La première condition est qu’il soit d’une intelligence faible, mieux disposée à la docilité passive qu’à l’émancipation ; la seconde qu’il vive en relation constante avec le malade ; la troisième qu’il soit engagé par l’appât d’un intérêt personnel. On ne succombe à l’escroquerie que par la séduction d’un lucre, quel qu’il soit ; on ne cède à la pression de la folie que si elle vous fait entrevoir la réalisation d’un rêve caressé.
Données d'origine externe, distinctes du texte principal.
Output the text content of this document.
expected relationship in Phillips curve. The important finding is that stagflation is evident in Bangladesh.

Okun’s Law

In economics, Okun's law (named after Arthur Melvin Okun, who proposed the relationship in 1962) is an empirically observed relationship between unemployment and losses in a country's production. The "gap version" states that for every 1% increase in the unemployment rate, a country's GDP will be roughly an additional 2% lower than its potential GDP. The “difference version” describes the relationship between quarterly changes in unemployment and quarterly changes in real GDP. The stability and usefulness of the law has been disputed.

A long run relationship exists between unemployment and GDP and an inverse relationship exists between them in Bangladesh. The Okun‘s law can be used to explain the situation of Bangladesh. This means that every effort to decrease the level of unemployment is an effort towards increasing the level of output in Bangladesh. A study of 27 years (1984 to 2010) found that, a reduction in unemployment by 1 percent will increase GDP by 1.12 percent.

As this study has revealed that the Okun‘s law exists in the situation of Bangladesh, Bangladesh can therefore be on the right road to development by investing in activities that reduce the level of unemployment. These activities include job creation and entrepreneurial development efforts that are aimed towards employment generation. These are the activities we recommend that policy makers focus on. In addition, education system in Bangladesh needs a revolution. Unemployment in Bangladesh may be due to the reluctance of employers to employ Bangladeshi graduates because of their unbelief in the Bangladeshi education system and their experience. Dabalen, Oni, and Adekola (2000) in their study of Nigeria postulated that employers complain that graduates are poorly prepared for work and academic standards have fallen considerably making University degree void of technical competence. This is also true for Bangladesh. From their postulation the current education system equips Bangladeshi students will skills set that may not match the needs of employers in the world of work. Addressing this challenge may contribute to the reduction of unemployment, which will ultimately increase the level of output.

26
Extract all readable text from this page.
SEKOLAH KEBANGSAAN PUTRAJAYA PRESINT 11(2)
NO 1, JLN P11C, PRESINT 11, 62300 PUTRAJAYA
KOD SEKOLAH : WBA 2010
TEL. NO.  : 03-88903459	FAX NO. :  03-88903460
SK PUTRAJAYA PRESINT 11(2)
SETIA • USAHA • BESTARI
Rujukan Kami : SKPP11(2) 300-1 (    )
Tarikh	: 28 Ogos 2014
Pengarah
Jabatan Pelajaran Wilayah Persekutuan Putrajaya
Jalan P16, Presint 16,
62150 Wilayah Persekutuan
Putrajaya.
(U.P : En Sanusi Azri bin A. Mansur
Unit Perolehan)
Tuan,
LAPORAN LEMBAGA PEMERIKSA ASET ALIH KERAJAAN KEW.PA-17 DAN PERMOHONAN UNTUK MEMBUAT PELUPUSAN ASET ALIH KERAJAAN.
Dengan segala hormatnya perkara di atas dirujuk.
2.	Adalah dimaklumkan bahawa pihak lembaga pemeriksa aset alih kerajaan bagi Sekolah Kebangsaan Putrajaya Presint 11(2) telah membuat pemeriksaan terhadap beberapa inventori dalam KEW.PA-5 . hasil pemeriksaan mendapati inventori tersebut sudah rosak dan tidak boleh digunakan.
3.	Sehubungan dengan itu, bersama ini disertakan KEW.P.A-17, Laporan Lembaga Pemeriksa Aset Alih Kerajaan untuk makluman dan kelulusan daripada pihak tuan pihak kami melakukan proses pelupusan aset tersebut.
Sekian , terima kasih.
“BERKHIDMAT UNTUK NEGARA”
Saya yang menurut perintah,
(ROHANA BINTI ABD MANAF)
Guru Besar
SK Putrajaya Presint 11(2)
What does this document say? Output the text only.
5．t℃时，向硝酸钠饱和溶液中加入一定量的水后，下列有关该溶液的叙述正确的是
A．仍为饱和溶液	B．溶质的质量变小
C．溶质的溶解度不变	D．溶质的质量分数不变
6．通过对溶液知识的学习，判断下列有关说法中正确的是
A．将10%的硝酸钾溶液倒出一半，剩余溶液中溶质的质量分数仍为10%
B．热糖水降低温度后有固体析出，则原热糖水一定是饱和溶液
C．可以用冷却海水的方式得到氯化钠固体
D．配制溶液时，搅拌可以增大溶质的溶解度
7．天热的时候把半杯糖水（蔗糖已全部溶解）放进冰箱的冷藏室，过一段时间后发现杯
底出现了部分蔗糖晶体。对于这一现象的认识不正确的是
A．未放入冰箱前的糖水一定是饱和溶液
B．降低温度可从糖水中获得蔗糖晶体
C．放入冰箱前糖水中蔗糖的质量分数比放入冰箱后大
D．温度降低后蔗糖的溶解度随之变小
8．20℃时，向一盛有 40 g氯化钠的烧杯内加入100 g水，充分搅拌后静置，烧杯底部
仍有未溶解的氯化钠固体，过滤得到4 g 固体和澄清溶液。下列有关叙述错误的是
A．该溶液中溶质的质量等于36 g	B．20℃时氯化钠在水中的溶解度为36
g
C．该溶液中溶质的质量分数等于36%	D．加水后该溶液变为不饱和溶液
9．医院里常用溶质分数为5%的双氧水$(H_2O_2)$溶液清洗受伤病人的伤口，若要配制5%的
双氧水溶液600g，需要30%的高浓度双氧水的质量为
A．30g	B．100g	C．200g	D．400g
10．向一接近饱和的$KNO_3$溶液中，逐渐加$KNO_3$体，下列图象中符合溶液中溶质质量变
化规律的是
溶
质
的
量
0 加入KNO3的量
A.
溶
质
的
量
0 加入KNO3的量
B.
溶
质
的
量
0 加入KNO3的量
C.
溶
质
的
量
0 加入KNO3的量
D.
Nous envisagerons successivement chacune de ces données d’après les renseignements que fournit l’observation.

I

Les enfants, appréhensifs par nature, confinés dans un milieu sans expansion, sont disposés au premier chef, à devenir les échos d’un délire auquel on les associe. Leur raison indécise n’engage pas la lutte et pour peu que l’aliéné les ait faits partie prenante, ils espèrent ou ils craignent pour leur propre compte avec l’égoïsme inhérent à leur âge. Leur foi, dans quelques cas, va si loin, que l’aliéné lui-même hésite à les suivre et qu’à première vue on croirait que les enfants ont créé les délires dont ils sont le reflet. En général, et sauf de très rares exceptions, les conceptions ainsi transmises sont plus terrifiantes qu’agréables. On sait combien les enfants prédisposés aux troubles cérébraux sont accessibles à la crainte. Les manifestations spontanées consistent dans des frayeurs au moment du sommeil, des craintes dans l’obscurité, des rêves à cauchemar, des peurs de dangers imaginaires ou d’individus menaçants ; les manifestations provoquées artificiellement se meuvent dans la même sphère. Les joies de l’avenir les touchent peu ; c’est plus tard seulement, quand avec la raison croissante, la prévision s’est mieux assise qu’apparaissent les aspirations envieuses vers le plaisir, la fortune, etc., qui ne se développent guère que plusieurs années après l’éclosion de la puberté, quand l’enfant est tout près d’être un homme.